AI Tutorials · · 3 min read · beginner · 3 min

What you’ll build

A complete personal expense tracker that runs in your browser. Add expenses by category, see where your money goes with a visual chart, set monthly budgets, and your data persists between visits (saved to your browser’s localStorage).

The prompt

Copy and paste this into any AI chatbot:

Create a single-file HTML page for a personal expense tracker app. Features:

1. **Add Expense form**: amount (number input), category (dropdown: Food, Transport, Entertainment, Shopping, Bills, Health, Other), description (text), date (defaults to today)
2. **Monthly budget**: let users set a monthly budget at the top. Show a progress bar of spent vs budget, turns red when over budget
3. **Expense list**: show all expenses for the current month in a clean table, sorted newest first. Each row has a delete button
4. **Category breakdown**: a simple horizontal bar chart showing spending per category, using CSS (no chart library needed). Each category gets a distinct colour
5. **Monthly summary**: total spent, remaining budget, number of transactions, top spending category
6. **Data persistence**: save everything to localStorage so data survives page refreshes

Design requirements:
- Clean, modern UI with a white card-based layout on a light grey background (#f5f5f5)
- Use a professional blue (#2563eb) as the primary accent colour
- Subtle shadows and rounded corners on cards
- Responsive — works on mobile with stacked layout
- Smooth transitions when adding/removing expenses
- Format all currency with $ and two decimal places
- All HTML, CSS, and JavaScript in a single file, no external dependencies

Output ONLY the complete HTML file.

Where to paste it

  • ChatGPT — Free tier works. Interactive preview available.
  • Claude — Free tier works. Renders as a working artifact.
  • Gemini — Free tier works. Copy code and open in browser.

How to run it

If you see a preview: start adding expenses immediately.

If you get raw code:

  1. Copy all the code
  2. Save as expenses.html
  3. Open in your browser
  4. Bookmark it — your data saves automatically

What just happened

You just built a fully functional personal finance app. It has form handling, data validation, dynamic chart rendering, persistent storage, and responsive design. The kind of thing that would take a developer a full day to build from scratch.

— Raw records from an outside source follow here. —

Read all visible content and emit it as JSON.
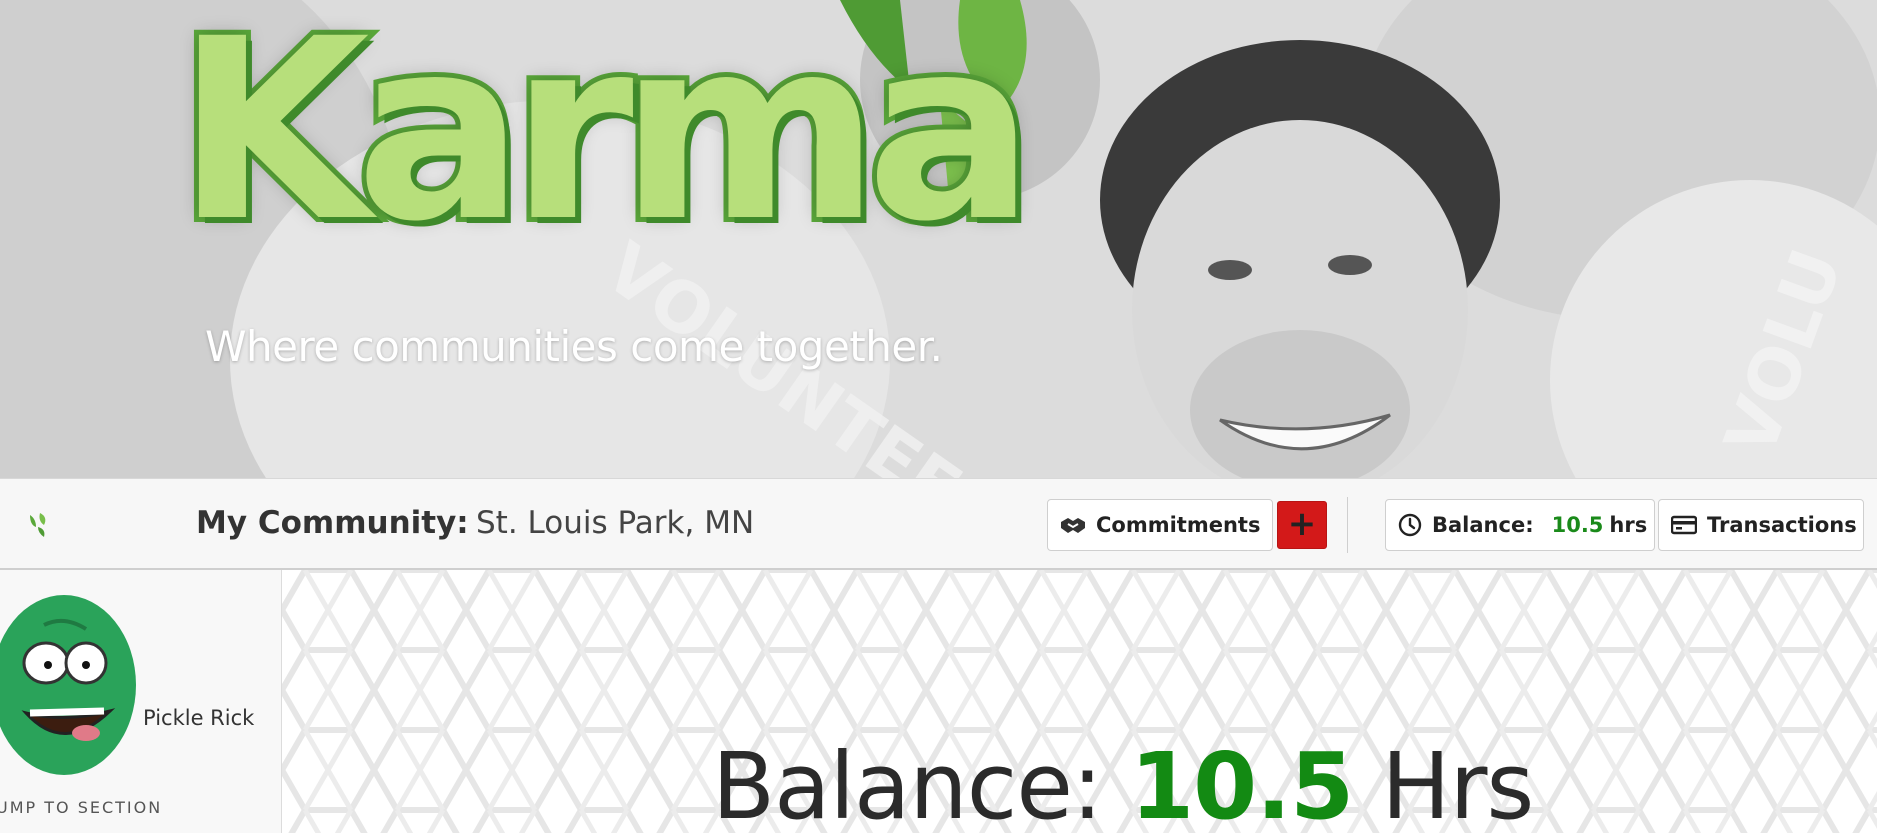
{
  "hero": {
    "title": "Karma",
    "tagline": "Where communities come together."
  },
  "navbar": {
    "community_label": "My Community:",
    "community_value": "St. Louis Park, MN",
    "commitments_label": "Commitments",
    "add_label": "+",
    "balance_label": "Balance:",
    "balance_value": "10.5",
    "balance_unit": "hrs",
    "transactions_label": "Transactions"
  },
  "sidebar": {
    "user_name": "Pickle Rick",
    "jump_label": "UMP TO SECTION"
  },
  "main": {
    "balance_label": "Balance:",
    "balance_value": "10.5",
    "balance_unit": "Hrs"
  },
  "colors": {
    "brand_green": "#5aa83a",
    "balance_green": "#138a13",
    "add_red": "#d31919"
  },
  "icons": {
    "logo": "karma-leaf-icon",
    "commitments": "handshake-icon",
    "balance": "clock-icon",
    "transactions": "credit-card-icon"
  }
}
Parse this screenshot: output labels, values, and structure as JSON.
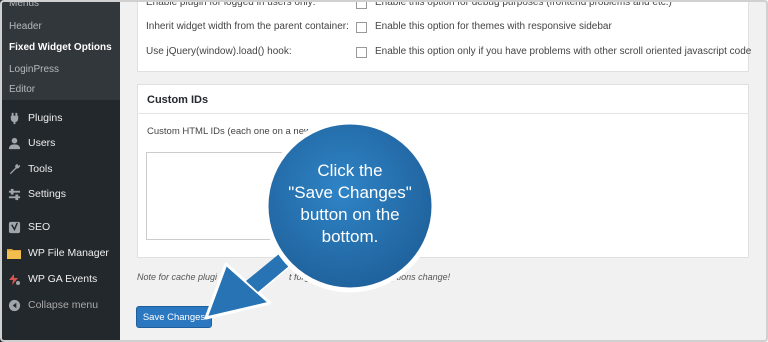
{
  "sidebar": {
    "submenu": {
      "items": [
        {
          "label": "Menus"
        },
        {
          "label": "Header"
        },
        {
          "label": "Fixed Widget Options"
        },
        {
          "label": "LoginPress"
        },
        {
          "label": "Editor"
        }
      ]
    },
    "menu": [
      {
        "label": "Plugins",
        "icon": "plug-icon"
      },
      {
        "label": "Users",
        "icon": "user-icon"
      },
      {
        "label": "Tools",
        "icon": "wrench-icon"
      },
      {
        "label": "Settings",
        "icon": "settings-icon"
      },
      {
        "label": "SEO",
        "icon": "yoast-icon"
      },
      {
        "label": "WP File Manager",
        "icon": "folder-icon"
      },
      {
        "label": "WP GA Events",
        "icon": "ga-events-icon"
      }
    ],
    "collapse_label": "Collapse menu",
    "colors": {
      "bg": "#23282d",
      "submenu_bg": "#32373c"
    }
  },
  "options": {
    "rows": [
      {
        "label": "Enable plugin for logged in users only:",
        "description": "Enable this option for debug purposes (frontend problems and etc.)"
      },
      {
        "label": "Inherit widget width from the parent container:",
        "description": "Enable this option for themes with responsive sidebar"
      },
      {
        "label": "Use jQuery(window).load() hook:",
        "description": "Enable this option only if you have problems with other scroll oriented javascript code"
      }
    ]
  },
  "custom_ids": {
    "title": "Custom IDs",
    "field_label": "Custom HTML IDs (each one on a new li",
    "value": ""
  },
  "note": {
    "left": "Note for cache plugi",
    "middle": "t forget t",
    "right": "after options change!"
  },
  "save_button": {
    "label": "Save Changes",
    "color": "#2b78c0"
  },
  "callout": {
    "line1": "Click the",
    "line2": "\"Save Changes\"",
    "line3": "button on the",
    "line4": "bottom.",
    "color": "#2773b3"
  }
}
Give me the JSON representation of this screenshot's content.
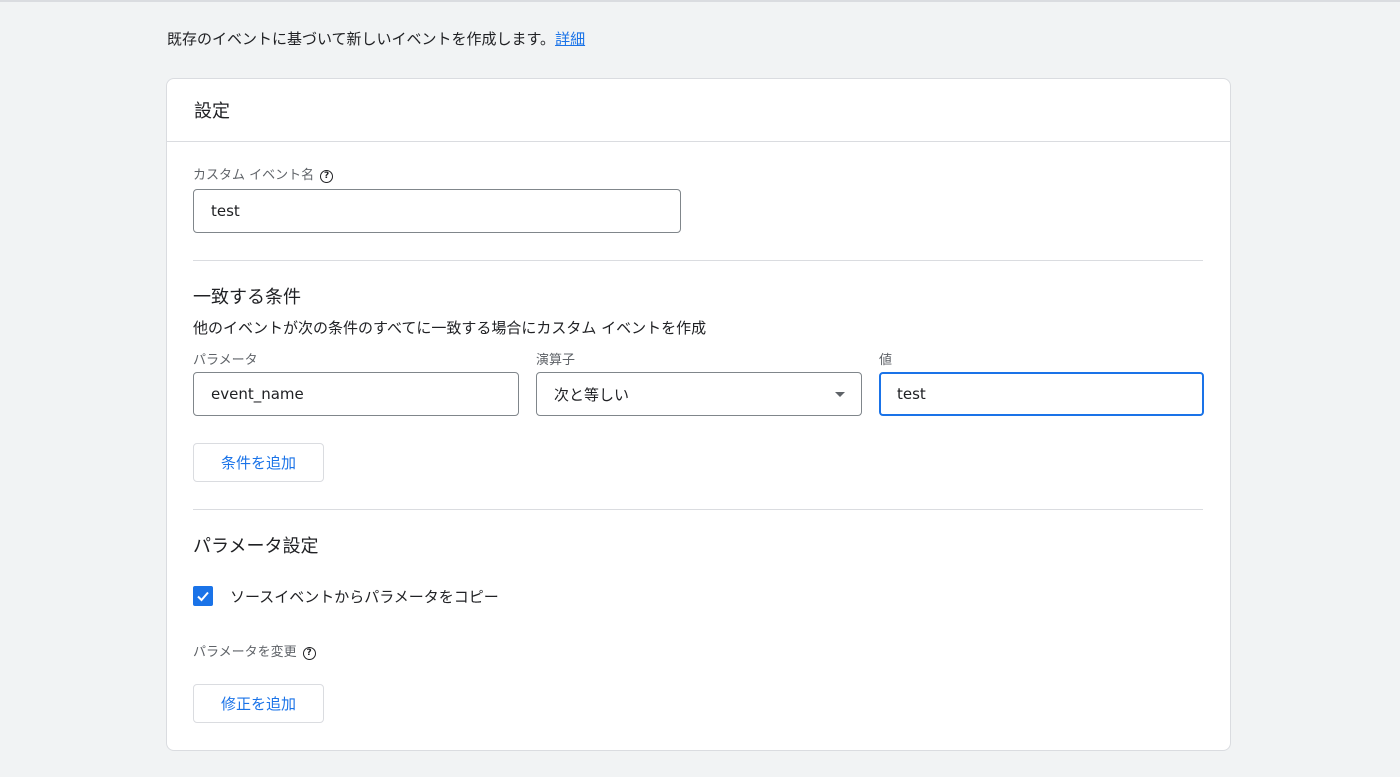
{
  "intro": {
    "text": "既存のイベントに基づいて新しいイベントを作成します。",
    "link": "詳細"
  },
  "card": {
    "title": "設定",
    "custom_event": {
      "label": "カスタム イベント名",
      "value": "test"
    },
    "conditions": {
      "title": "一致する条件",
      "description": "他のイベントが次の条件のすべてに一致する場合にカスタム イベントを作成",
      "param_label": "パラメータ",
      "param_value": "event_name",
      "operator_label": "演算子",
      "operator_value": "次と等しい",
      "value_label": "値",
      "value_value": "test",
      "add_button": "条件を追加"
    },
    "parameters": {
      "title": "パラメータ設定",
      "copy_checkbox_label": "ソースイベントからパラメータをコピー",
      "copy_checked": true,
      "modify_label": "パラメータを変更",
      "add_modification_button": "修正を追加"
    }
  },
  "colors": {
    "accent": "#1a73e8",
    "background": "#f1f3f4",
    "border": "#dadce0"
  },
  "icons": {
    "help": "help-circle-icon",
    "dropdown": "caret-down-icon",
    "check": "checkmark-icon"
  }
}
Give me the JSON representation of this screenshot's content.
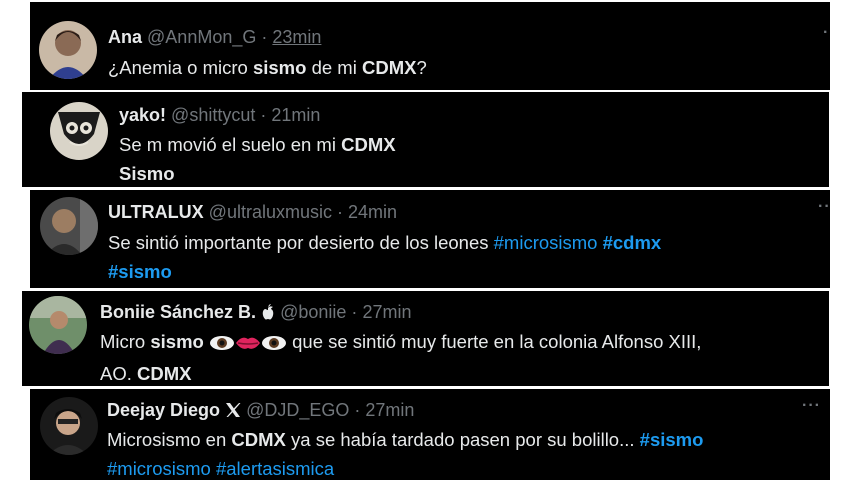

The best part? Your data stays private — it’s saved in YOUR browser, not on some company’s server.

Level it up

  • “Add an export to CSV button so I can download my expenses”
  • “Add a monthly comparison — show this month vs last month”
  • “Let me add recurring expenses that auto-add each month”
  • “Add a pie chart next to the bar chart”
  • “Change the currency to AUD and use Australian date format”

Want to keep learning?

Explore our guided learning paths or try building something with AI right now.

Enjoyed this article?

Subscribe for more AI insights delivered to your inbox every week.

No spam. Unsubscribe anytime.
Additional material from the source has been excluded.